The Waikato District Health Board says it's very sorry and extremely concerned that a man apparently using someone else's medical qualifications was able to treat mental health patients.
A man appeared in court yesterday charged with fraud after a senior psychiatrist supervising him became worried about the man's professional ability.
The Waikato DHB referred the case to the police.
The man had been working as part of the mental health team for six months, from 19 January to 17 July.
Chief executive Nigel Murray said the man passed through the Medical Council vetting and the DHB vetting process.
"New Zealand has very thorough processes. Clearly in this era we are in, in this particular case of alleged fraud, we need to be extra vigilant. And probably add new steps and new procedures to protect us against that."
"If your question is can the public be reassured about the qualifications of doctors - absolutely they can. This is a rare event. It has happened in New Zealand before and in many other countries," said Dr Murray.
"And I am very sorry that it happened here at the Waikato District Health Board."
Dr Murray said patients were now being contacted.
"There were about 75 patients that he saw in that team-based environment and then there are 25 who are more on an individual basis. So we are concentrating on all of them but we are particularly focusing on those 25 patients.
"We are presently looking to find them, speak to them and that's well on its process. I can't give you the exact figure of who we've contacted so far."
Dr Murray said no patients had been harmed that he was aware of.
"So far we have found no harm caused, but we're ever vigilant and we're going through every record and contacting all the key people that need to be contacted.

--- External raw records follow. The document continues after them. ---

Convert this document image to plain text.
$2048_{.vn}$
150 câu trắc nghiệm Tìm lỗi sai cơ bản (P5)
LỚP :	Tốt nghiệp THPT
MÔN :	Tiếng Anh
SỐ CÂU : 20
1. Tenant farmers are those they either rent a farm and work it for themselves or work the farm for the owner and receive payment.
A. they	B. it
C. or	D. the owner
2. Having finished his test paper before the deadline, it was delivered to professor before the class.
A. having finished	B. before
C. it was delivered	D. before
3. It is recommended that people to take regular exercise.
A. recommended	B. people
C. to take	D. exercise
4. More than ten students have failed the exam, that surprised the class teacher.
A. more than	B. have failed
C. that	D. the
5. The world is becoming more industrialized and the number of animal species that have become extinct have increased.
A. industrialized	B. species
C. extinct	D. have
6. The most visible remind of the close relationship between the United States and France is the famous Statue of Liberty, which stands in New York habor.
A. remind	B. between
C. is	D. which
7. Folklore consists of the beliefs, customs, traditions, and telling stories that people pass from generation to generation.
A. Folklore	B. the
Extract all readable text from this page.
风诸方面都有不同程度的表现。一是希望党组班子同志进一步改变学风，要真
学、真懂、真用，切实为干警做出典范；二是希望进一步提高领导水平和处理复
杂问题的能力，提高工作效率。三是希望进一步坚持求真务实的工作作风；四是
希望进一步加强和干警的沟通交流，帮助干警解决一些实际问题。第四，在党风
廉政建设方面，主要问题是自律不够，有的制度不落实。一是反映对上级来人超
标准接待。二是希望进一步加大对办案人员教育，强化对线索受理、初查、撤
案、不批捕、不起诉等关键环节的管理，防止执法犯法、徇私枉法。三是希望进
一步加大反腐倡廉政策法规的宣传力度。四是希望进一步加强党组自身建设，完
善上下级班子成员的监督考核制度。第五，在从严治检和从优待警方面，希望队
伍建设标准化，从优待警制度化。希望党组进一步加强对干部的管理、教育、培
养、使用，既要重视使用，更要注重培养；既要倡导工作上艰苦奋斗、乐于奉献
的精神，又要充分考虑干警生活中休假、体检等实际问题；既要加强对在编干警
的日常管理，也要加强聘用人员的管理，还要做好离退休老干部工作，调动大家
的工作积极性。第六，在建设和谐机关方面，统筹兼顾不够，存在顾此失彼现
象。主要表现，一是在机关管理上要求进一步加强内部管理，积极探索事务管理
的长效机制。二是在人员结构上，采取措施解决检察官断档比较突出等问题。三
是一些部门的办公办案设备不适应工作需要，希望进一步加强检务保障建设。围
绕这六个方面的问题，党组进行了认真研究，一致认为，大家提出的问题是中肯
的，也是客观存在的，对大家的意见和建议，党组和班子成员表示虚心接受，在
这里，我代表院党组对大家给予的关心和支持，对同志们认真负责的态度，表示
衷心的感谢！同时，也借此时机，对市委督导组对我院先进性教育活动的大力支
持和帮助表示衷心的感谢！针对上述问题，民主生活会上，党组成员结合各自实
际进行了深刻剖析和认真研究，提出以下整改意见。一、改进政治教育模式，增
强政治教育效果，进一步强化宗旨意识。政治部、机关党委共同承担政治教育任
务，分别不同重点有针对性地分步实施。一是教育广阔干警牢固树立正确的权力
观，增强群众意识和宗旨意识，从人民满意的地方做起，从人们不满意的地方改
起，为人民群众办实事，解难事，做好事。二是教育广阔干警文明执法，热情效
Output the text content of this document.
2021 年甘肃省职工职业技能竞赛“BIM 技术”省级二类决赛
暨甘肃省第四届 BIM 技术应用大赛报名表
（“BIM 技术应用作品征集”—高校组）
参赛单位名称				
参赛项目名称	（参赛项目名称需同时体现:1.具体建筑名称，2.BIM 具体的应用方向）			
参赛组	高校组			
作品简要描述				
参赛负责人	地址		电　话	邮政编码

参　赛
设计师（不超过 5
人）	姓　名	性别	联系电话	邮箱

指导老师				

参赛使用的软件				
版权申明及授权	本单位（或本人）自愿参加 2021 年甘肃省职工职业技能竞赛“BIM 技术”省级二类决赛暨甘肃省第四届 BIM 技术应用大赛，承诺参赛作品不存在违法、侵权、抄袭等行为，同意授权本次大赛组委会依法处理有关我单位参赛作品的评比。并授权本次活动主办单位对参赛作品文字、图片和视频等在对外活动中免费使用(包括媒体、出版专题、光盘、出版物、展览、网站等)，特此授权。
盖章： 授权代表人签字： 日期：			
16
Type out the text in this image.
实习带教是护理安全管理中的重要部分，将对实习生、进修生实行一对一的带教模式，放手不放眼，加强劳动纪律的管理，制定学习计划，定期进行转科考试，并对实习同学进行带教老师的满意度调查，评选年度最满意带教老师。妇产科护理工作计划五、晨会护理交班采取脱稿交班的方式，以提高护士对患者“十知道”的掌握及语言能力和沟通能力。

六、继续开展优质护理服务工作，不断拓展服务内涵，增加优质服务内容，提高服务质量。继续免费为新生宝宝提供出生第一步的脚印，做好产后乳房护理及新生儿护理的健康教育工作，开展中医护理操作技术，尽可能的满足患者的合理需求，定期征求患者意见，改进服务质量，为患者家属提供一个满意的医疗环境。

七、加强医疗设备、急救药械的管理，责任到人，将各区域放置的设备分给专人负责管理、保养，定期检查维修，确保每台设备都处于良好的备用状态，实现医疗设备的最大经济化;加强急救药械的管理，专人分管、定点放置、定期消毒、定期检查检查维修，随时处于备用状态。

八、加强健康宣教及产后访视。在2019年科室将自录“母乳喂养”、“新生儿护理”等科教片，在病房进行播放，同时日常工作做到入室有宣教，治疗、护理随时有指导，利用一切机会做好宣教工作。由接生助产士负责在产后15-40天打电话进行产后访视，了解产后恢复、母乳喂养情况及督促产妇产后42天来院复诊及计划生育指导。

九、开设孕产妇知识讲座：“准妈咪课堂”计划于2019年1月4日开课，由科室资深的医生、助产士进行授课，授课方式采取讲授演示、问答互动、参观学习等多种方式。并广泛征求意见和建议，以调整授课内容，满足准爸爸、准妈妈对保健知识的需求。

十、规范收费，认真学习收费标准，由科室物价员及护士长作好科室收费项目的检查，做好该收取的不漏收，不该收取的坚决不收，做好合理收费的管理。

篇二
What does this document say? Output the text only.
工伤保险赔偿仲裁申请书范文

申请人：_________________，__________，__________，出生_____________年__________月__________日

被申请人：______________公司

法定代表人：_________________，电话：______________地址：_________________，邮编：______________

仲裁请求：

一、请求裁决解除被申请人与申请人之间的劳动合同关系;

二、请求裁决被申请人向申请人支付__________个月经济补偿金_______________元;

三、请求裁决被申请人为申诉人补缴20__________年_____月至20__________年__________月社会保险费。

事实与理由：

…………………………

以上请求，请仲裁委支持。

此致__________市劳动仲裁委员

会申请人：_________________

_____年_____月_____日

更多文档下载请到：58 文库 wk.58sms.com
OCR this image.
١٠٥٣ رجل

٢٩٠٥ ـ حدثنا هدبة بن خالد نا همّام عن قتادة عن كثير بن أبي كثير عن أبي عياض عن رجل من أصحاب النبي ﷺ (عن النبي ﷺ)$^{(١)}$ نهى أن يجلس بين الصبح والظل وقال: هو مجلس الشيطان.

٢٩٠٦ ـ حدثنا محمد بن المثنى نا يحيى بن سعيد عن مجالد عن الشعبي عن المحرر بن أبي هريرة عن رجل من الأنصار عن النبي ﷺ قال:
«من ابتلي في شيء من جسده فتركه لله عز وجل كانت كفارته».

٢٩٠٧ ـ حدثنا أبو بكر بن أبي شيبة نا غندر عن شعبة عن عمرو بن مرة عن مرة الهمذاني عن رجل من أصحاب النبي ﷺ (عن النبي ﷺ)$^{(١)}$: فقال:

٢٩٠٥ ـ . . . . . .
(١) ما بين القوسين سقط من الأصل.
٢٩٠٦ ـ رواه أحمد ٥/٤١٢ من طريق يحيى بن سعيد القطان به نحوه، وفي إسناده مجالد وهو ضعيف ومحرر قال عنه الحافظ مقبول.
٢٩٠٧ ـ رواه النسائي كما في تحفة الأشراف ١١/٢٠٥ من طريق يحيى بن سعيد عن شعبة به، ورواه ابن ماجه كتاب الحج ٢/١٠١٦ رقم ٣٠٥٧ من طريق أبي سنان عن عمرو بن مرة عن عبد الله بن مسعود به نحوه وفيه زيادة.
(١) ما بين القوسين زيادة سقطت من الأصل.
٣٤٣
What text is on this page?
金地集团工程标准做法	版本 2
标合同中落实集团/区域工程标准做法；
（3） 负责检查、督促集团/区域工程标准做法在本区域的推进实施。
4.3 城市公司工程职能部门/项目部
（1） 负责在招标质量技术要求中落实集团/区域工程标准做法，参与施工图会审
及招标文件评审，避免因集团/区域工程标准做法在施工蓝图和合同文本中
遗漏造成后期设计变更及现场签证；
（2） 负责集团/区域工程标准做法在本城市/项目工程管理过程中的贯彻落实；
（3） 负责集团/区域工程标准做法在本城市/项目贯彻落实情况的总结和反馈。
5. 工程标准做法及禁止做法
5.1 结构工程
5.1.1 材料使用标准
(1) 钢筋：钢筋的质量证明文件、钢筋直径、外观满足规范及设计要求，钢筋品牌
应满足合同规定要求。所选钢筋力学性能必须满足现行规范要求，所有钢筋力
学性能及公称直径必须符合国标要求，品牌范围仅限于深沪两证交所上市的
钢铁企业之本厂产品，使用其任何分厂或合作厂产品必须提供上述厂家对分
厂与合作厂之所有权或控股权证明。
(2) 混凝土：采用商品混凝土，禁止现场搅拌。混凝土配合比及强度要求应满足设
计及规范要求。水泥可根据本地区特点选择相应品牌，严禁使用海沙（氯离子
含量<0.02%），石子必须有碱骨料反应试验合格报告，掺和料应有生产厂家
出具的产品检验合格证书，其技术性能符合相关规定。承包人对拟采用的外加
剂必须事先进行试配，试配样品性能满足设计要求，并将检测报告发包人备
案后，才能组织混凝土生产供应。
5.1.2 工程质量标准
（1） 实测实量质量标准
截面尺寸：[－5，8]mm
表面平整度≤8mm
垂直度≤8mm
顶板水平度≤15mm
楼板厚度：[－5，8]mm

Again I would emphasise please if you have concerns we want to hear abut them."
Dr Murray said anyone who had concerns about the treatment they received from the community base mental health team should call 0800 50 50 50.
Father says fraud case highlights security issues
The father of a patient who died under the care of the Henry Bennett Centre in Hamilton says the centre's current fraud case highlights major security and management issues.
Dave Macpherson's 21-year-old son, Nicky Stevens, was found dead in the Waikato River on 12 March when he was supposed to be at the mental health centre.
Mr Macpherson requested his son's medical records, but was told they had been stolen.
He said there were no systems in place to protect the files.
Mr Macpherson said the management did not care about details and was far too relaxed, which was making other patients' parents worried about what sort of care they were receiving.